A green, calming atmosphere can indeed be created artificially. Nature is unambiguous and has a positive effect on nearly everyone, even when what they see is only a projected image of it. It is far better than the use of abstract art or a pronounced use of colour that will not meet with universal appreciation and will sometimes even arouse unwanted associations, fear or gloom.
The day-surgery centre of the VU Medisch Centrum in Amsterdam has decided to make full use of the remarkable effects of simulated nature. In their surgery building, designed by D/DOCK Design, all patient experience components are addressed. Among other things, this becomes visible in the organic shapes, the carefully chosen materials and the patient-controlled curtains and lighting. A striking feature is the long, translucent wall showing slowly moving images of plants. The artificial lighting approximates natural daylight as closely as possible. The ceilings above the hospital beds have been screen-printed with pictures of tree crowns as seen from the ground, giving off the impression that patients are actually lying on the forest floor. This makes for a much more pleasant waiting and waking-up experience than under the fluorescent tube lighting that most patients in hospitals still have to endure.

IMAGE SOURCE: JUURLINK [+] GELUK EN EGM ARCHITECTEN
Green surgery rooms
The Ter Gooi Ziekenhuis (hospital) in Hilversum has taken a remarkably adventurous step by moving surgery rooms out of the hospital and into the surrounding landscape. In this case it was the oncology department that took the initiative for erecting a half-open pavilion where, during nine months of the year, with sufficiently clement weather, patients can undergo chemotherapy surrounded by nature. The project was motivated by a desire to improve patients’ well-being and reduce the seriousness of post-treatment residual effects and complaints.

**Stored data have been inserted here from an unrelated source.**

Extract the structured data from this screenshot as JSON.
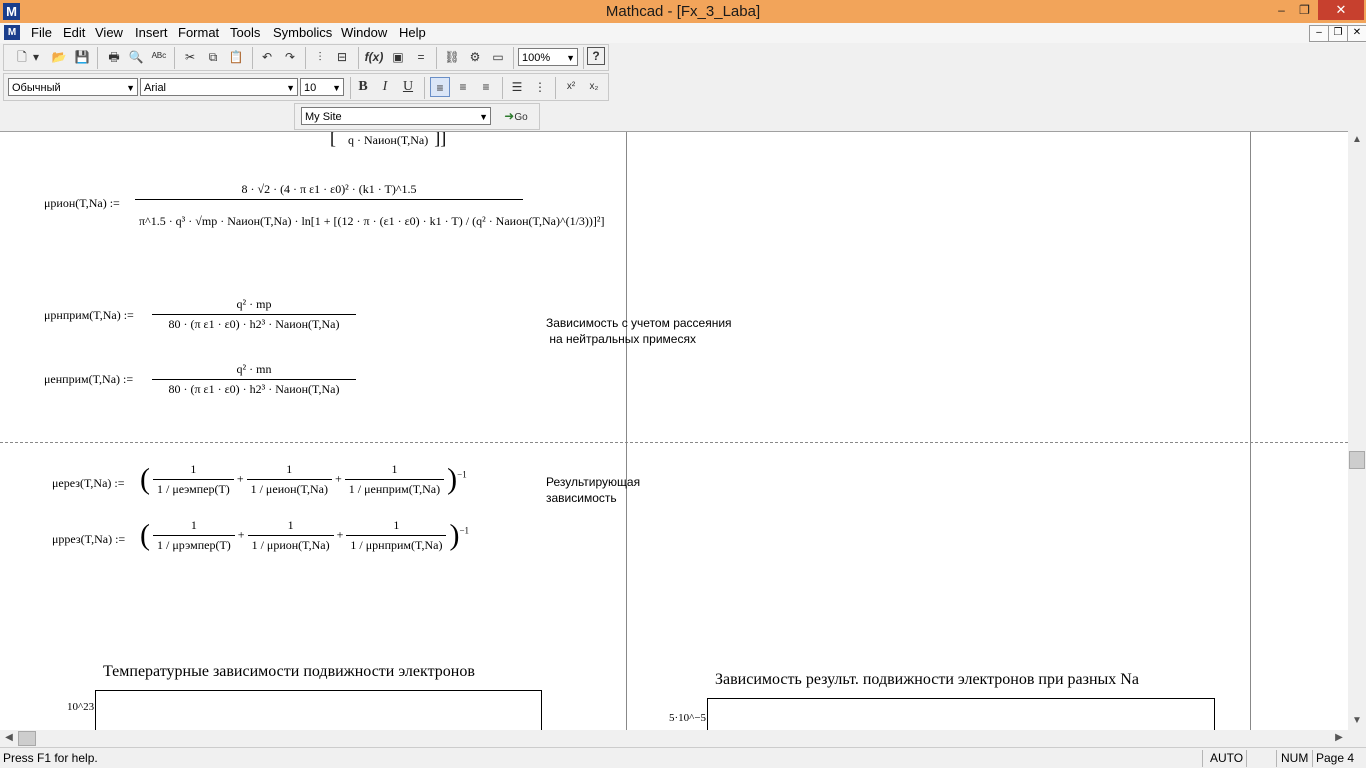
{
  "window": {
    "title": "Mathcad - [Fx_3_Laba]",
    "app_icon": "M",
    "minimize": "–",
    "maximize": "❐",
    "close": "✕"
  },
  "menu": [
    "File",
    "Edit",
    "View",
    "Insert",
    "Format",
    "Tools",
    "Symbolics",
    "Window",
    "Help"
  ],
  "toolbar": {
    "zoom": "100%",
    "style": "Обычный",
    "font": "Arial",
    "font_size": "10",
    "bold": "B",
    "italic": "I",
    "underline": "U",
    "superscript": "x²",
    "subscript": "x₂",
    "site": "My Site",
    "go": "Go"
  },
  "worksheet": {
    "top_fragment": "q · Naион(T,Na)",
    "mu_rion_lhs": "μрион(T,Na) :=",
    "mu_rion_num": "8 · √2 · (4 · π ε1 · ε0)² · (k1 · T)^1.5",
    "mu_rion_den": "π^1.5 · q³ · √mp · Naион(T,Na) · ln[1 + [(12 · π · (ε1 · ε0) · k1 · T) / (q² · Naион(T,Na)^(1/3))]²]",
    "mu_rnprim_lhs": "μрнприм(T,Na) :=",
    "mu_rnprim_num": "q² · mp",
    "mu_rnprim_den": "80 · (π ε1 · ε0) · h2³ · Naион(T,Na)",
    "mu_enprim_lhs": "μенприм(T,Na) :=",
    "mu_enprim_num": "q² · mn",
    "mu_enprim_den": "80 · (π ε1 · ε0) · h2³ · Naион(T,Na)",
    "note_neutral": "Зависимость с учетом рассеяния\n на нейтральных примесях",
    "mu_eres_lhs": "μерез(T,Na) :=",
    "mu_eres_terms": [
      "1 / μеэмпер(T)",
      "1 / μеион(T,Na)",
      "1 / μенприм(T,Na)"
    ],
    "mu_rres_lhs": "μррез(T,Na) :=",
    "mu_rres_terms": [
      "1 / μрэмпер(T)",
      "1 / μрион(T,Na)",
      "1 / μрнприм(T,Na)"
    ],
    "exponent": "−1",
    "note_result": "Результирующая\nзависимость",
    "plot1_title": "Температурные зависимости подвижности электронов",
    "plot1_ytick": "10^23",
    "plot2_title": "Зависимость результ. подвижности электронов при разных Na",
    "plot2_ytick": "5·10^−5"
  },
  "status": {
    "help": "Press F1 for help.",
    "mode": "AUTO",
    "num": "NUM",
    "page": "Page 4"
  }
}
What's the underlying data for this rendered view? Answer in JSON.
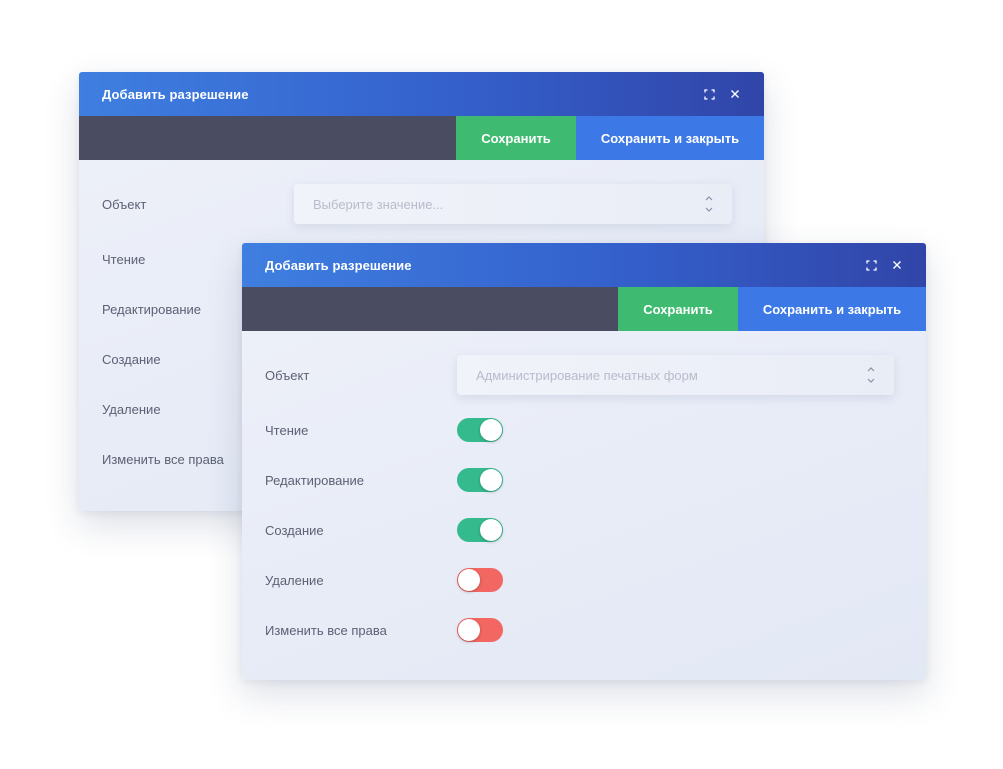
{
  "colors": {
    "titlebar_start": "#3f7fe0",
    "titlebar_end": "#3145a8",
    "toolbar": "#4a4c62",
    "save_button": "#3ebb70",
    "save_close_button": "#3d79e6",
    "toggle_on": "#35ba8e",
    "toggle_off": "#f26762"
  },
  "back_dialog": {
    "title": "Добавить разрешение",
    "toolbar": {
      "save_label": "Сохранить",
      "save_close_label": "Сохранить и закрыть"
    },
    "object": {
      "label": "Объект",
      "placeholder": "Выберите значение..."
    },
    "labels": [
      "Чтение",
      "Редактирование",
      "Создание",
      "Удаление",
      "Изменить все права"
    ]
  },
  "front_dialog": {
    "title": "Добавить разрешение",
    "toolbar": {
      "save_label": "Сохранить",
      "save_close_label": "Сохранить и закрыть"
    },
    "object": {
      "label": "Объект",
      "value": "Администрирование печатных форм"
    },
    "permissions": [
      {
        "label": "Чтение",
        "enabled": true
      },
      {
        "label": "Редактирование",
        "enabled": true
      },
      {
        "label": "Создание",
        "enabled": true
      },
      {
        "label": "Удаление",
        "enabled": false
      },
      {
        "label": "Изменить все права",
        "enabled": false
      }
    ]
  },
  "icons": {
    "maximize": "expand-corners-icon",
    "close": "close-x-icon",
    "select": "chevron-up-down-icon"
  }
}
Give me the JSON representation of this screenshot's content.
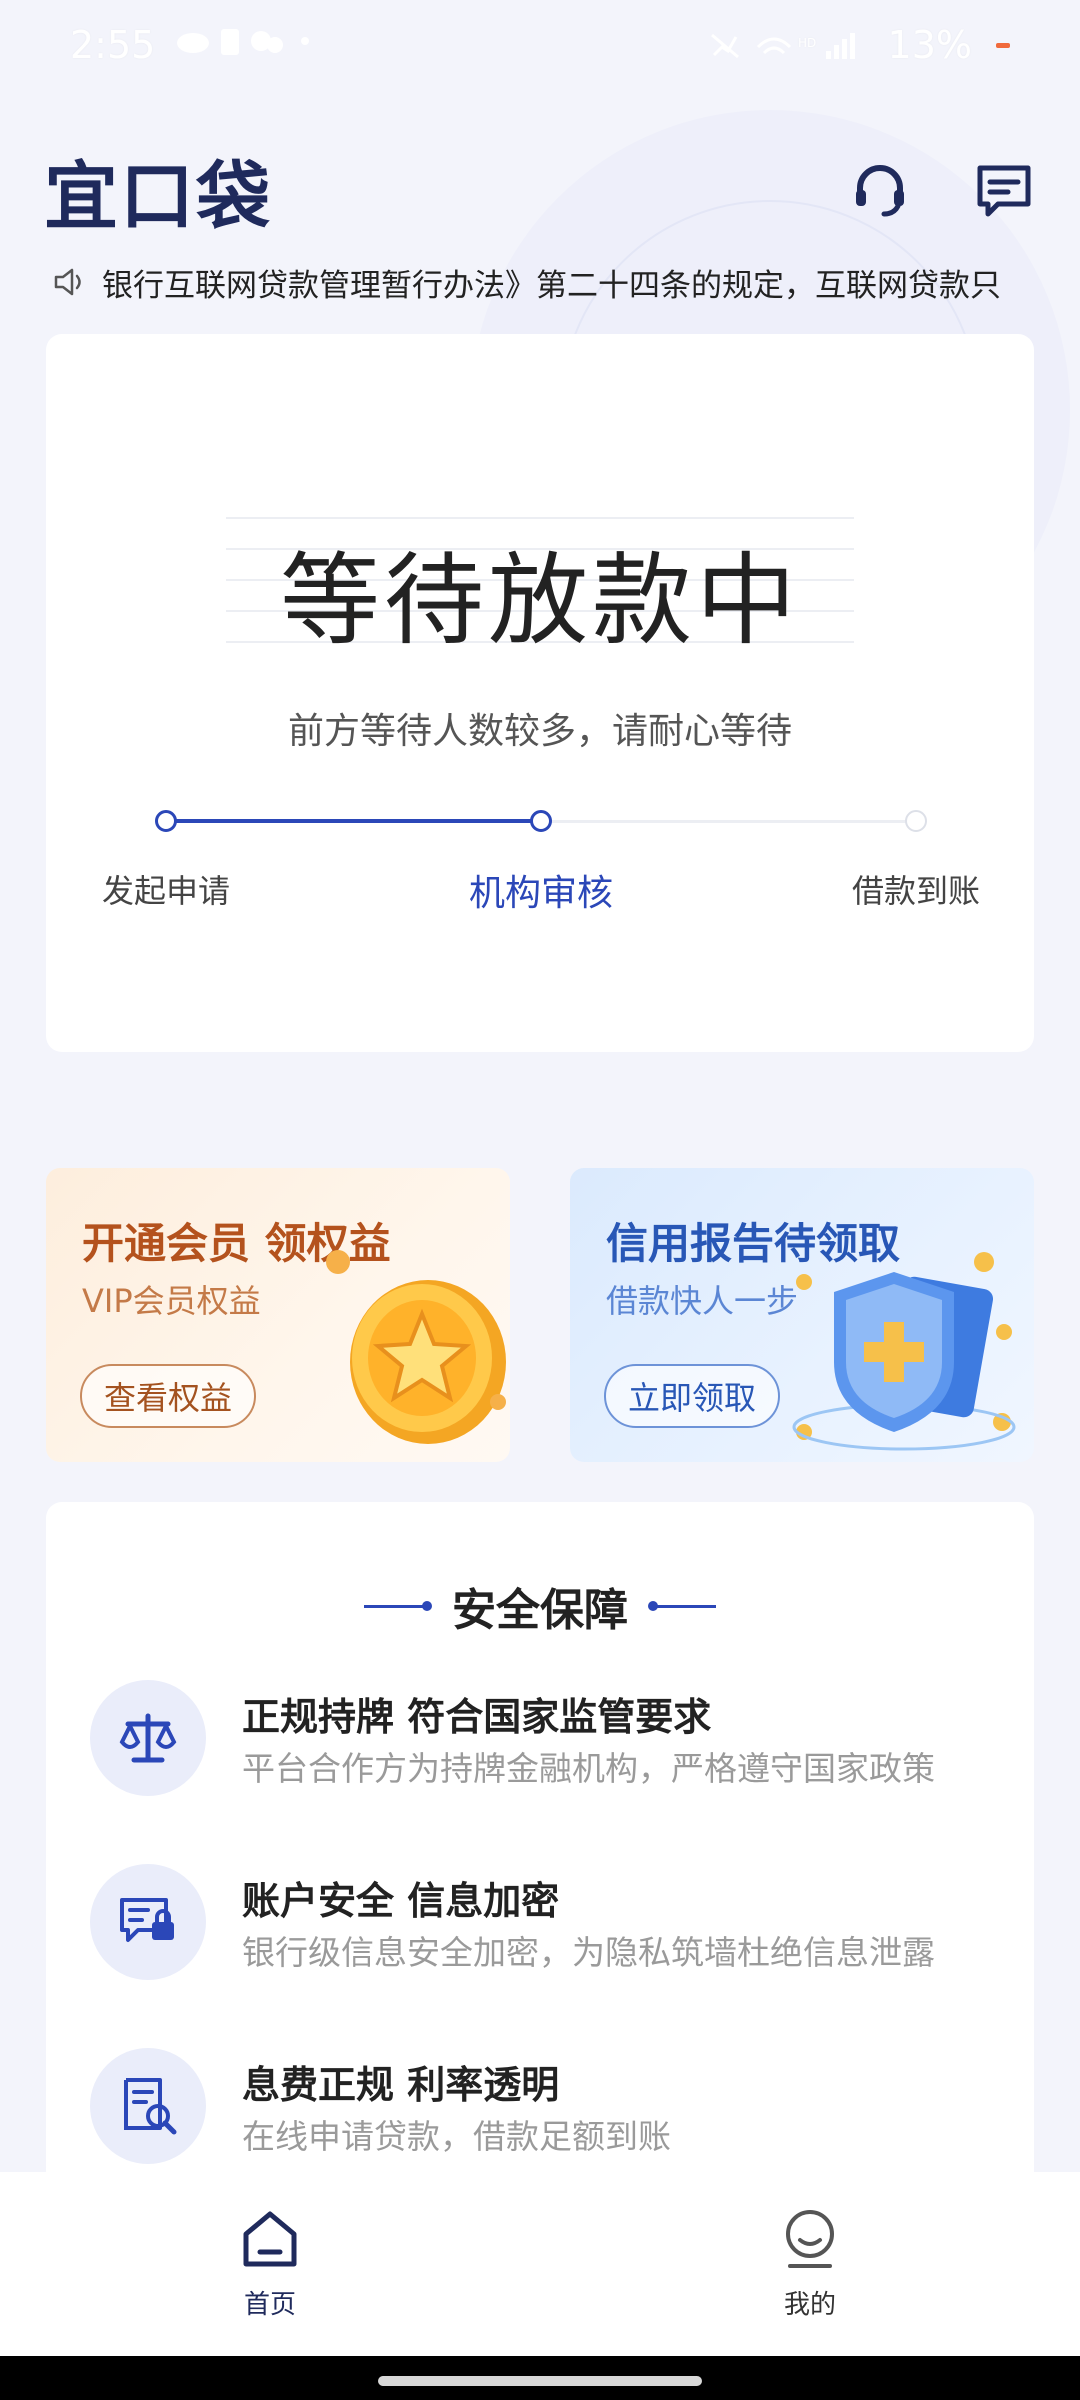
{
  "status_bar": {
    "time": "2:55",
    "battery": "13%"
  },
  "header": {
    "logo": "宜口袋"
  },
  "notice": {
    "text": "银行互联网贷款管理暂行办法》第二十四条的规定，互联网贷款只"
  },
  "loan_status": {
    "title": "等待放款中",
    "subtitle": "前方等待人数较多，请耐心等待",
    "steps": [
      "发起申请",
      "机构审核",
      "借款到账"
    ],
    "active_step": 1
  },
  "promos": {
    "vip": {
      "title": "开通会员 领权益",
      "subtitle": "VIP会员权益",
      "button": "查看权益"
    },
    "credit": {
      "title": "信用报告待领取",
      "subtitle": "借款快人一步",
      "button": "立即领取"
    }
  },
  "security": {
    "title": "安全保障",
    "items": [
      {
        "title": "正规持牌 符合国家监管要求",
        "desc": "平台合作方为持牌金融机构，严格遵守国家政策",
        "icon": "scale-icon"
      },
      {
        "title": "账户安全 信息加密",
        "desc": "银行级信息安全加密，为隐私筑墙杜绝信息泄露",
        "icon": "secure-message-icon"
      },
      {
        "title": "息费正规  利率透明",
        "desc": "在线申请贷款，借款足额到账",
        "icon": "document-search-icon"
      }
    ]
  },
  "bottom_nav": {
    "items": [
      {
        "label": "首页",
        "icon": "home-icon",
        "active": true
      },
      {
        "label": "我的",
        "icon": "profile-icon",
        "active": false
      }
    ]
  },
  "colors": {
    "primary": "#2b47b8",
    "logo": "#1f2a5c",
    "vip_text": "#b4521d",
    "credit_text": "#2857b6"
  }
}
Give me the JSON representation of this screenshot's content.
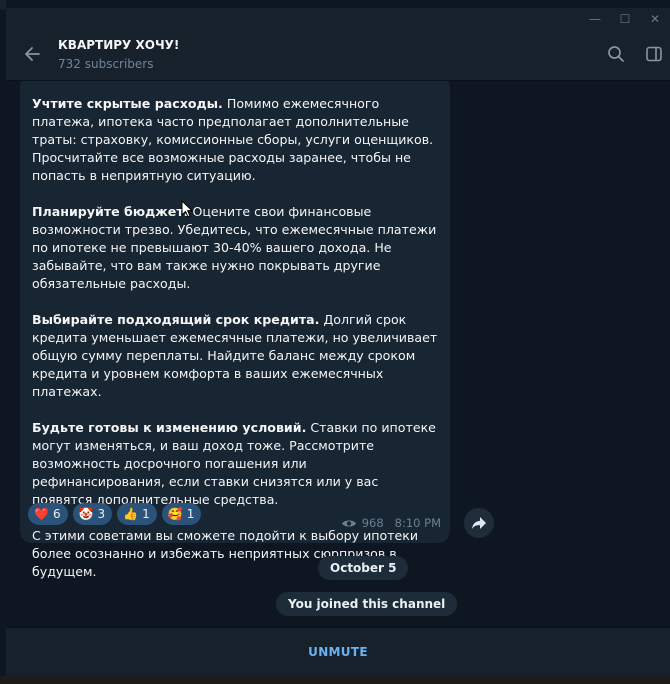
{
  "header": {
    "title": "КВАРТИРУ ХОЧУ!",
    "subtitle": "732 subscribers",
    "back_icon": "arrow-left-icon",
    "search_icon": "search-icon",
    "sidebar_icon": "sidebar-toggle-icon"
  },
  "window": {
    "minimize_label": "—",
    "maximize_label": "☐",
    "close_label": "✕"
  },
  "message": {
    "paragraphs": [
      {
        "bold": "Учтите скрытые расходы.",
        "text": " Помимо ежемесячного платежа, ипотека часто предполагает дополнительные траты: страховку, комиссионные сборы, услуги оценщиков. Просчитайте все возможные расходы заранее, чтобы не попасть в неприятную ситуацию."
      },
      {
        "bold": "Планируйте бюджет.",
        "text": " Оцените свои финансовые возможности трезво. Убедитесь, что ежемесячные платежи по ипотеке не превышают 30-40% вашего дохода. Не забывайте, что вам также нужно покрывать другие обязательные расходы."
      },
      {
        "bold": "Выбирайте подходящий срок кредита.",
        "text": " Долгий срок кредита уменьшает ежемесячные платежи, но увеличивает общую сумму переплаты. Найдите баланс между сроком кредита и уровнем комфорта в ваших ежемесячных платежах."
      },
      {
        "bold": "Будьте готовы к изменению условий.",
        "text": " Ставки по ипотеке могут изменяться, и ваш доход тоже. Рассмотрите возможность досрочного погашения или рефинансирования, если ставки снизятся или у вас появятся дополнительные средства."
      },
      {
        "bold": "",
        "text": "С этими советами вы сможете подойти к выбору ипотеки более осознанно и избежать неприятных сюрпризов в будущем."
      }
    ],
    "reactions": [
      {
        "emoji": "❤️",
        "count": "6",
        "icon": "heart-icon"
      },
      {
        "emoji": "🤡",
        "count": "3",
        "icon": "clown-icon"
      },
      {
        "emoji": "👍",
        "count": "1",
        "icon": "thumbs-up-icon"
      },
      {
        "emoji": "🥰",
        "count": "1",
        "icon": "smiling-hearts-icon"
      }
    ],
    "views": "968",
    "time": "8:10 PM"
  },
  "service": {
    "date": "October 5",
    "joined": "You joined this channel"
  },
  "footer": {
    "unmute_label": "UNMUTE"
  },
  "colors": {
    "background": "#0e1621",
    "panel": "#17212b",
    "bubble": "#182533",
    "reaction": "#2b5278",
    "accent": "#6ab3f3",
    "muted": "#708499"
  }
}
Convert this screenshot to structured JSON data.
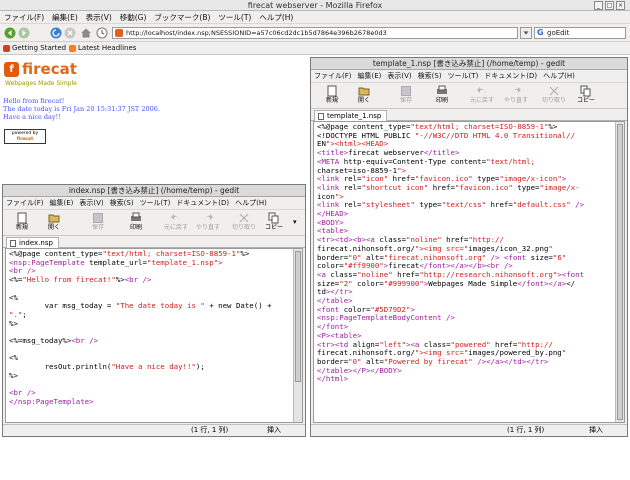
{
  "firefox": {
    "title": "firecat webserver - Mozilla Firefox",
    "menu": [
      "ファイル(F)",
      "編集(E)",
      "表示(V)",
      "移動(G)",
      "ブックマーク(B)",
      "ツール(T)",
      "ヘルプ(H)"
    ],
    "url": "http://localhost/index.nsp;NSESSIONID=a57c06cd2dc1b5d7864e396b2678e0d3",
    "search_engine": "G",
    "search_text": "goEdit",
    "bookmarks": [
      "Getting Started",
      "Latest Headlines"
    ]
  },
  "page": {
    "logo_mark": "f",
    "logo_text": "firecat",
    "logo_tagline": "Webpages Made Simple",
    "hello": "Hello from firecat!",
    "date_line": "The date today is Fri Jan 20 15:31:37 JST 2006.",
    "nice_day": "Have a nice day!!",
    "powered_line1": "powered by",
    "powered_line2": "firecat"
  },
  "gedit_left": {
    "title": "index.nsp [書き込み禁止] (/home/temp) - gedit",
    "menu": [
      "ファイル(F)",
      "編集(E)",
      "表示(V)",
      "検索(S)",
      "ツール(T)",
      "ドキュメント(D)",
      "ヘルプ(H)"
    ],
    "toolbar": [
      "新規",
      "開く",
      "保存",
      "印刷",
      "元に戻す",
      "やり直す",
      "切り取り",
      "コピー"
    ],
    "tab": "index.nsp",
    "code": [
      "<%@page content_type=\"text/html; charset=ISO-8859-1\"%>",
      "<nsp:PageTemplate template_url=\"template_1.nsp\">",
      "<br />",
      "<%=\"Hello from firecat!\"%><br />",
      "",
      "<%",
      "        var msg_today = \"The date today is \" + new Date() +",
      "\".\";",
      "%>",
      "",
      "<%=msg_today%><br />",
      "",
      "<%",
      "        resOut.println(\"Have a nice day!!\");",
      "%>",
      "",
      "<br />",
      "</nsp:PageTemplate>"
    ],
    "status_pos": "(1 行, 1 列)",
    "status_mode": "挿入"
  },
  "gedit_right": {
    "title": "template_1.nsp [書き込み禁止] (/home/temp) - gedit",
    "menu": [
      "ファイル(F)",
      "編集(E)",
      "表示(V)",
      "検索(S)",
      "ツール(T)",
      "ドキュメント(D)",
      "ヘルプ(H)"
    ],
    "toolbar": [
      "新規",
      "開く",
      "保存",
      "印刷",
      "元に戻す",
      "やり直す",
      "切り取り",
      "コピー"
    ],
    "tab": "template_1.nsp",
    "code": [
      "<%@page content_type=\"text/html; charset=ISO-8859-1\"%>",
      "<!DOCTYPE HTML PUBLIC \"-//W3C//DTD HTML 4.0 Transitional//",
      "EN\"><html><HEAD>",
      "<title>firecat webserver</title>",
      "<META http-equiv=Content-Type content=\"text/html;",
      "charset=iso-8859-1\">",
      "<link rel=\"icon\" href=\"favicon.ico\" type=\"image/x-icon\">",
      "<link rel=\"shortcut icon\" href=\"favicon.ico\" type=\"image/x-",
      "icon\">",
      "<link rel=\"stylesheet\" type=\"text/css\" href=\"default.css\" />",
      "</HEAD>",
      "<BODY>",
      "<table>",
      "<tr><td><b><a class=\"noline\" href=\"http://",
      "firecat.nihonsoft.org/\"><img src=\"images/icon_32.png\"",
      "border=\"0\" alt=\"firecat.nihonsoft.org\" /> <font size=\"6\"",
      "color=\"#ff9900\">firecat</font></a></b><br />",
      "<a class=\"noline\" href=\"http://research.nihonsoft.org\"><font",
      "size=\"2\" color=\"#999900\">Webpages Made Simple</font></a></",
      "td></tr>",
      "</table>",
      "<font color=\"#5D79D2\">",
      "<nsp:PageTemplateBodyContent />",
      "</font>",
      "<P><table>",
      "<tr><td align=\"left\"><a class=\"powered\" href=\"http://",
      "firecat.nihonsoft.org/\"><img src=\"images/powered_by.png\"",
      "border=\"0\" alt=\"Powered by firecat\" /></a></td></tr>",
      "</table></P></BODY>",
      "</html>"
    ],
    "status_pos": "(1 行, 1 列)",
    "status_mode": "挿入"
  },
  "colors": {
    "logo": "#e06818",
    "tagline": "#999900",
    "body_text": "#4455ff",
    "tag": "#a020a0",
    "string": "#d02020",
    "keyword": "#2020d0"
  }
}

A welcome direct effect has been that patients report feeling less ill in what has rather unceremoniously been dubbed the chemotuin (chemo garden) than in traditional surgery rooms. The design, by VANDERSALM-aim, has been greeted with great enthusiasm by the patients involved.

Bottom: Through the application of a large number of plants the atrium has been given a more friendly appearance


In the Hilversum hospital, chemotherapy, in most cases mainly accompanied by negative associations, has become a more positive and, in some cases, even relaxing experience. Another thing that deserves mention here is the active involvement of patients in the design of the layout of the pavilion.
The examples presented above show the surprisingly large range of possible uses of nature and greenery in and around hospitals. Research into clinical outcomes and economic outcomes increasingly points to the advantages of greening the hospital environment. I believe, in the not too distant future, architects and landscape designers will, in conjunction with their clients, come to see nature in and around hospitals as a, dare I say it, natural precondition. An image-enhancing development for the hospitals themselves but also, and more importantly, a crucial and manageable step towards greater patient well-being.